I used that line as a tweet, but it’s too significant to just leave at that.

I’m awake at 2:30 in the morning to watch a leadership election from a party I do not support and have no interest in.  I don’t entirely know why.

Interested in the race, yes.  I want to know who our next Premier is going to be, yes.  I have huge doubts that we’re going to see significant change in provincial governance.  We have changed the leader of government many times over the past 20 or so years, sometimes for the better, sometimes for the worse, usually a little of both mixed together.

We talk about 40 years of Progressive Conservative rule in Alberta, but we don’t talk much about how the internal tides of that party twist and shift the party itself.  Peter Lougheed was very different from Don Getty who was very different from Ralph Klein who was very different from Ed Stelmach.  Now we have a new different leader with Alison Redford.  Plus ca change, plus c’est la meme chose.  Right?

Granted, much of my cynicism comes from a personal non-relationship with Ms. Redford. She held power over my life directly and vacated actually listening to me.

She says a lot of the right words, she puts them in the right order, but my past history with her certainly does not correlate with the words she is speaking today.  My history says that I will be brushed aside, ignored and be re-fed the official policy without examination of my circumstance.

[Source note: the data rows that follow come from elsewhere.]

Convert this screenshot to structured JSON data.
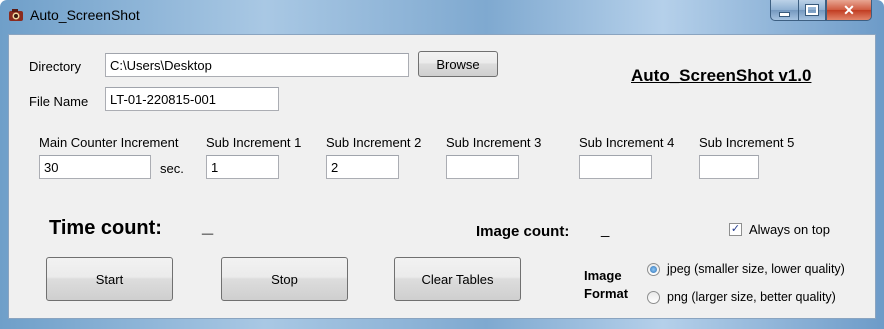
{
  "window": {
    "title": "Auto_ScreenShot",
    "close_glyph": "✕"
  },
  "app": {
    "heading": "Auto_ScreenShot v1.0"
  },
  "directory": {
    "label": "Directory",
    "value": "C:\\Users\\Desktop",
    "browse_label": "Browse"
  },
  "filename": {
    "label": "File Name",
    "value": "LT-01-220815-001"
  },
  "counters": {
    "main": {
      "label": "Main Counter Increment",
      "value": "30",
      "unit": "sec."
    },
    "subs": [
      {
        "label": "Sub Increment 1",
        "value": "1"
      },
      {
        "label": "Sub Increment 2",
        "value": "2"
      },
      {
        "label": "Sub Increment 3",
        "value": ""
      },
      {
        "label": "Sub Increment 4",
        "value": ""
      },
      {
        "label": "Sub Increment 5",
        "value": ""
      }
    ]
  },
  "status": {
    "time_label": "Time count:",
    "time_value": "_",
    "image_label": "Image count:",
    "image_value": "_"
  },
  "always_on_top": {
    "label": "Always on top",
    "checked": true,
    "check_glyph": "✓"
  },
  "buttons": {
    "start": "Start",
    "stop": "Stop",
    "clear": "Clear Tables"
  },
  "image_format": {
    "label_line1": "Image",
    "label_line2": "Format",
    "options": [
      {
        "label": "jpeg (smaller size, lower quality)",
        "selected": true
      },
      {
        "label": "png (larger size, better quality)",
        "selected": false
      }
    ]
  }
}
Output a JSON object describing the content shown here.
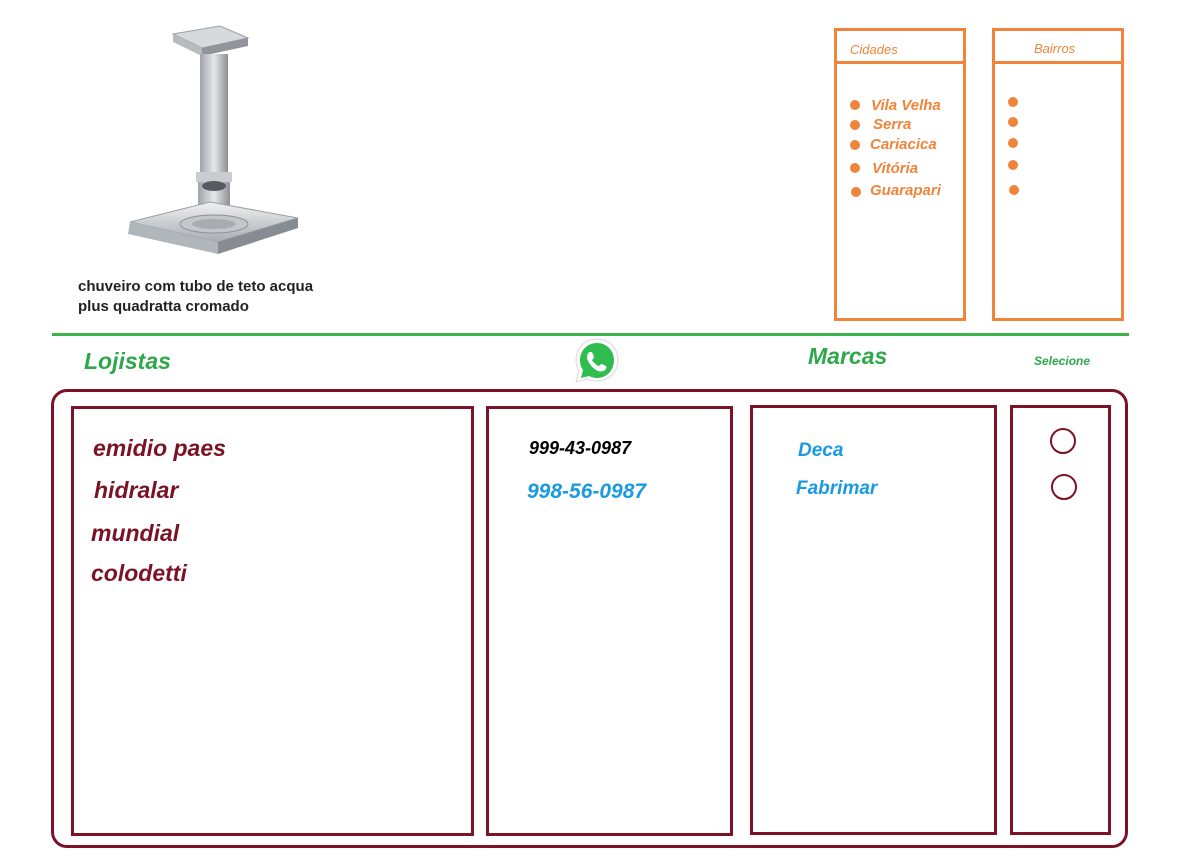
{
  "product": {
    "image_icon": "ceiling-shower-head",
    "caption_line1": "chuveiro com tubo de teto acqua",
    "caption_line2": "plus quadratta cromado"
  },
  "filters": {
    "cities": {
      "title": "Cidades",
      "items": [
        "Vila Velha",
        "Serra",
        "Cariacica",
        "Vitória",
        "Guarapari"
      ]
    },
    "neighborhoods": {
      "title": "Bairros",
      "items": [
        "",
        "",
        "",
        "",
        ""
      ]
    }
  },
  "sections": {
    "stores_heading": "Lojistas",
    "brands_heading": "Marcas",
    "select_heading": "Selecione",
    "contact_icon": "whatsapp-icon"
  },
  "stores": [
    "emidio paes",
    "hidralar",
    "mundial",
    "colodetti"
  ],
  "phones": [
    {
      "number": "999-43-0987",
      "color": "#000000"
    },
    {
      "number": "998-56-0987",
      "color": "#1a9ae0"
    }
  ],
  "brands": [
    "Deca",
    "Fabrimar"
  ],
  "colors": {
    "accent_orange": "#f0843a",
    "divider_green": "#3cb24a",
    "heading_green": "#2ea84a",
    "frame_maroon": "#7b1225",
    "brand_blue": "#1a9ae0"
  }
}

In the swell of optimism of friends and foes alike, I feel troubled.  Change means public debate and discussion, not decision making within caucus behind closed doors.  Change means true input and listening to all citizens, not exclusive booths at party events.  Change means open public meetings with open minds and willingness to hear discord and dissension, not private security and spying on citizens.  Change means acknowledging good ideas can come from anywhere, discarding the “Not Invented Here” mentality.

I honestly hope I’m proven wrong.  If I’m not, I have to work just as hard tomorrow as I did yesterday to accomplish the change I want to see.  Should Ms. Redford succeed, we’ll end up meeting somewhere in the middle.

Best of luck, Ms. Redford.  May we agree more than we disagree.